I needed to revise the power board I’m using for driving the pump laser diodes. The current power board is still a little noisy — it doesn’t work at all if you don’t have an EMI filter on the data bus, and it will stop working if you turn the current up too high. Also, since I designed it I changed how the bus interface connector is going to work. Time for another revision!

Moar Features

My original goal was to have boards that were about 4” x 3”. But I just couldn't fit the TEC controller on that size board. It has a lot of parts. It’s the first board I’ve created where the component counts for capacitors numbered in the three digits. The larger board size required larger heat sinks and made the power supply quite a bit bigger.

With this new larger board size my power supply layout takes only a small amount of the area. Spreading it out is a bad idea — this layout needs to stay very compact to help control EMI. I was planning a third board and managed to fit all the other stuff I wanted in the extra space. New features:

  • Power Control - This will take the key switch interlock and controls power to the entire system. A bank of four MOSFETS controls this. I’m also tapping off the voltage drop across the MOSFETSs through Rdson to provide battery current.

  • Battery Charger - This charges the LiPo cells for the laser and also provides via digital IO the battery voltage and charge status.

  • Laser Monitor - There will be a photo diode monitoring a faint reflection of the laser output.

  • Fan Power - A small power supply to power the cooling fan.

  • 3V Power - Main digital 3V power is also supplied here.

Results

The new board came out pretty good:

Revison D of the power board

Besides all the new features, there are a lot of things I improved:

  1. Lots more capacitance. I found a great article in IEEE magazine that hinted I might be seriously lacking input capacitance in the old board. I spent a lot of time and math computing needed capacitance for my power requirements. There’s now almost 1500uF of capacitance.

  2. I tightened up the layout of the power section even more and ran heavier traces to the MOSFET gates. The high current loop area is smaller.

  3. All IO traces are isolated from the board and each other by a ground “moat”. I also changed the layer stackup to be Sigal - GND - GND - Signal / Power to keep ground planes close to all signals.

  4. There are 20Mhz EMI filters on every pin if the IO connector.

This board works much better. I no longer need to use an EMI filter around the IO cable, and I can turn the current up and down as fast as I want and the power supply never shuts down (it used to reset when you did that).

All is not perfect though:

  • I misread the datasheet for the charging IC. It charges fine, but there is a back voltage through its Vin pin that is flowing into the load switch gates and causing the board to stay powered all the time. I fixed this with a bodge wire.

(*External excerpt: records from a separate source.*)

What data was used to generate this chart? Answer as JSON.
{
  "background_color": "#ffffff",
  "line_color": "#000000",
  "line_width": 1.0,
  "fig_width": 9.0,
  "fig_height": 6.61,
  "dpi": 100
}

  • I had to replace the EMI filter on the SCK pin with a jumper. It was tainting the signal. SCK runs at 1Mhz and I don’t have any problems with the other signals, so I don’t know why SCK is special.

  • It is a mistake to have digital power here. I should have had one of the IO lines be the full battery power with localized power supplies on each board. There is a noticeable voltage droop on the CPU board because of this, and I needed to add some bulk capacitance to the CPU board because the refresh rate of the OLED display was causing some bad voltage drops. I don’t want to respin the TEC board though so I’ll live with it by boosting the voltage a little.

  • My current monitor doesn’t work. I did the math correctly for how much Op Amp gain I will need for these power MOSFETs, but I made a couple of stupid mistakes: one leg of the differential amplifier flows through another MOSFET and the layout doesn’t use a Kelvin connection to the power MOSFETS.

  • Oh, and I used the entirely wrong OpAmps. Read the data sheet. The ones I used don’t work at the 3v IO voltage. That’s keeping the laser power monitor from working too.

  • All that bulk capacitance? Yeah, that’s causing a huge inrush current.

All of that has hopefully been fixed in the new Revision 5. I solved the inrush current problem (I hope) by running the load switch MOSFETs in their linear region during power up to slow the inrush to about 5 amps.

Assembled Unit

While there are some bugs in this board, it works well enough that I can assemble the whole power supply:

I’m now using this full time and it’s allowed me to go down to a single lab supply (the old boards required three). I can also battery power this but that’s not important yet.